The gauge of the greenback has dropped 4 percent since Aug. 10, when the Fed said after its policy meeting that it would keep its bond holdings level by resuming the purchase of U.S. debt to support a recovery it described as “more modest” than earlier anticipated.
Fed Asset Buying
The central bank completed in March a program in which it created new money to purchase $1.25 trillion of agency mortgage- backed securities and about $175 billion of agency debt, debasing the dollar. The Fed was the biggest buyer of Treasuries when it purchased $300 billion of U.S. debt in 2009.
Fed Chairman Ben S. Bernanke said on Oct. 4 that the central bank’s first round of large-scale asset purchases aided the economy and that further buying is likely to help more.
The U.S. dollar was headed for a third weekly drop against the yen and a fourth weekly decline against the euro before tomorrow’s meeting of Group of Seven industrialized nations.
Japan won’t weaken the yen to become more competitive with other countries in trade, and any currency intervention would be aimed at restraining excessive moves, according to Vice Finance Minister Fumihiko Igarashi.
“It’s not our intention to engage in a currency- devaluation race for the sake of the national interest,” Igarashi said in an interview in Tokyo today. “We could conduct smoothing operations when movements are extremely volatile, that would be permissible.”
Trichet on Dollar
Trichet said at a press conference in Frankfurt that he supports a “strong dollar” and opposes “disorderly” shifts in global exchange rates.
Canadian Finance Minister Jim Flaherty, who chairs the G-7 gathering, said yesterday that “there are concerns about interventions in currency markets” and that he’s “sure” the issue will be discussed. Brazil’s Finance Minister Guido Mantega warned on Sept. 27 of a “currency war” and said that his government will buy all “excess dollars” in the market to curb the real’s appreciation.
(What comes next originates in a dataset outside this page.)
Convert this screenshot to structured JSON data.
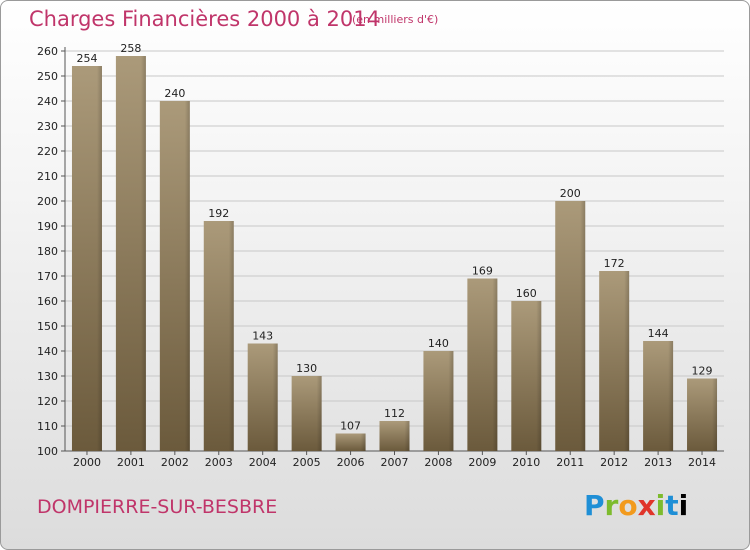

The dollar remained lower against the yen even after the Labor Department reported that initial jobless claims unexpectedly dropped to 445,000 in the week ended Oct. 2, from a revised 456,000. The median forecast of 47 economists in a Bloomberg News survey was for an increase to 455,000 from a previously reported 453,000.
U.S. Payrolls
Private nonfarm payrolls climbed by 75,000 in September after an increase of 67,000 in the previous month, according to the median forecast of 59 economists in a Bloomberg News survey before tomorrow’s report from the Labor Department. The jobless rate is expected to increase to 9.7 percent from 9.6 percent.
“Initial jobless claims didn’t really give any direction to the market,” said Fabian Eliasson, head of U.S. currency sales at Mizuho Financial Group Inc. in New York. “We will have to wait and see until nonfarm payrolls tomorrow.”
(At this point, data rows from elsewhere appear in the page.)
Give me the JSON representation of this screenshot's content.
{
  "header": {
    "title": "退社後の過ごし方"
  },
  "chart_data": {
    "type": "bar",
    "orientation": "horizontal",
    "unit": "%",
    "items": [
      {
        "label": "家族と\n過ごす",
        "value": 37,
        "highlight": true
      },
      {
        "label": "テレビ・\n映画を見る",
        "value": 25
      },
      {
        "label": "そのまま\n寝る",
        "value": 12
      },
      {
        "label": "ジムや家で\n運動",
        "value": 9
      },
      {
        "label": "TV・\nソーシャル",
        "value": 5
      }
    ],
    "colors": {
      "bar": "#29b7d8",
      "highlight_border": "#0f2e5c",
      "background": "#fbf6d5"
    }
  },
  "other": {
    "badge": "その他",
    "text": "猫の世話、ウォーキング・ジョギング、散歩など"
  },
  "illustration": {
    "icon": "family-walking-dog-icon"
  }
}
Australia’s currency climbed 0.2 percent to 97.97 U.S. cents, from 97.75 yesterday, after touching 99.18, the most since exchange controls were ended in 1983. The South Pacific nation’s employers added 49,500 workers and the unemployment rate held at 5.1 percent in September, the government reported.
The loonie, as the Canadian currency is known, declined 0.7 percent to C$1.0185 per U.S. dollar after reaching C$1.0063 yesterday, the strongest level since April 30.